Los CDR se encargaron de detectar la presencia de disidentes. Un vecino de mi amiga fue delatado y detenido por haber platicado que había soñado que mataba a Fidel Castro. También han sido los responsables de censar a los pobladores y mandar de vuelta a sus comunidades de origen a aquellos que residen sin permiso en la capital.
Pero esos comités no han sido sólo eso, sino centros de adoctrinamiento del régimen. En sus reuniones se leía y comentaba el más reciente artículo o discurso del “comandante”.
Hoy en día, están muy venidos a menos. Son una reliquia de una revolución que ha abierto sus puertas de par en par al capitalismo.

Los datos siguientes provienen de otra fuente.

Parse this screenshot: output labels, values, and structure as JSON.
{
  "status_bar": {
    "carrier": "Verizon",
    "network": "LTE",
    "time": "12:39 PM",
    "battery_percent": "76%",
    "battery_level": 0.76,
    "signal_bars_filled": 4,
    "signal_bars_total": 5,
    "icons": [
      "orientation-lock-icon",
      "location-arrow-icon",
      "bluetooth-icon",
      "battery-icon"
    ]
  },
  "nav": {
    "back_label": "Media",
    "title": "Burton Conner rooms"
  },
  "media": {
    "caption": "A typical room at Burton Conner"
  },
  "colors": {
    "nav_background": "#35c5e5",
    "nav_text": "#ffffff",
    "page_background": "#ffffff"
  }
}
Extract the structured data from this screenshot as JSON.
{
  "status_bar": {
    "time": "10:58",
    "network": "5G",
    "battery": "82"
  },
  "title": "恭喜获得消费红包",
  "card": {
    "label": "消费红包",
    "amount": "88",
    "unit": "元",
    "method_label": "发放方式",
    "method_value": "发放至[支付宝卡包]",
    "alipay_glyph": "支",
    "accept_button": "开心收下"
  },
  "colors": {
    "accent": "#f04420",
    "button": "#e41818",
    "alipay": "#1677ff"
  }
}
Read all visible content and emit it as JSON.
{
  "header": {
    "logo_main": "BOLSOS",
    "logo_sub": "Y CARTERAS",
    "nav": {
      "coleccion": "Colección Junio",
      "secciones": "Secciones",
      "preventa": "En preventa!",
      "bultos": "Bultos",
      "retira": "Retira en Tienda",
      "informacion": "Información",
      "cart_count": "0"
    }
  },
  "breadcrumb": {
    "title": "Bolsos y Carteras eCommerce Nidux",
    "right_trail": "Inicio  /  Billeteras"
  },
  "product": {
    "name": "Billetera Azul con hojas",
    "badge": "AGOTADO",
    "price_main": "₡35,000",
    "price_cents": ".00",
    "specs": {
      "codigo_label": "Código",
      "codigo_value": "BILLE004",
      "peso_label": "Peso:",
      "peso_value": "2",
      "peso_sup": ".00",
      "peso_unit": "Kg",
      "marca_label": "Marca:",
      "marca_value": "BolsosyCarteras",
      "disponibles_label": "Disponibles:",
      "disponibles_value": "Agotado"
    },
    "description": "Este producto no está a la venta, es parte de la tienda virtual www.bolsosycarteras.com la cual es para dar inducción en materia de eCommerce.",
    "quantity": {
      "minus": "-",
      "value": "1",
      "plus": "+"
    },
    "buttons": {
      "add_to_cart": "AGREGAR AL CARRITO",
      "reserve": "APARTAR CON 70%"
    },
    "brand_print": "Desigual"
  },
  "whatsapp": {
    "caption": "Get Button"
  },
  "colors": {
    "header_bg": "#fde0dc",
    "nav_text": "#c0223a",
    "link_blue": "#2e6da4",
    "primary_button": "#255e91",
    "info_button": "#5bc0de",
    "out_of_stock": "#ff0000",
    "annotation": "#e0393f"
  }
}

Pero esa red de espionaje y propaganda no deja de tener admiradores entre trasnochados izquierdistas del extranjero.
Un ejemplo son los panegiristas del gobierno mexicano que esta semana anunciaron, en un acto bastante histriónico, la creación de los Comités de Defensa de la Cuarta Transformación (sic).
No es un nombre muy original, pero sí muy revelador de los deseos de un sector del oficialismo de acabar con las libertades y someter a los habitantes de este país a los designios del régimen.
Le deseo muy felices fiestas y un próspero 2020. Esta Bitácora volverá a publicarse el lunes 6 de enero.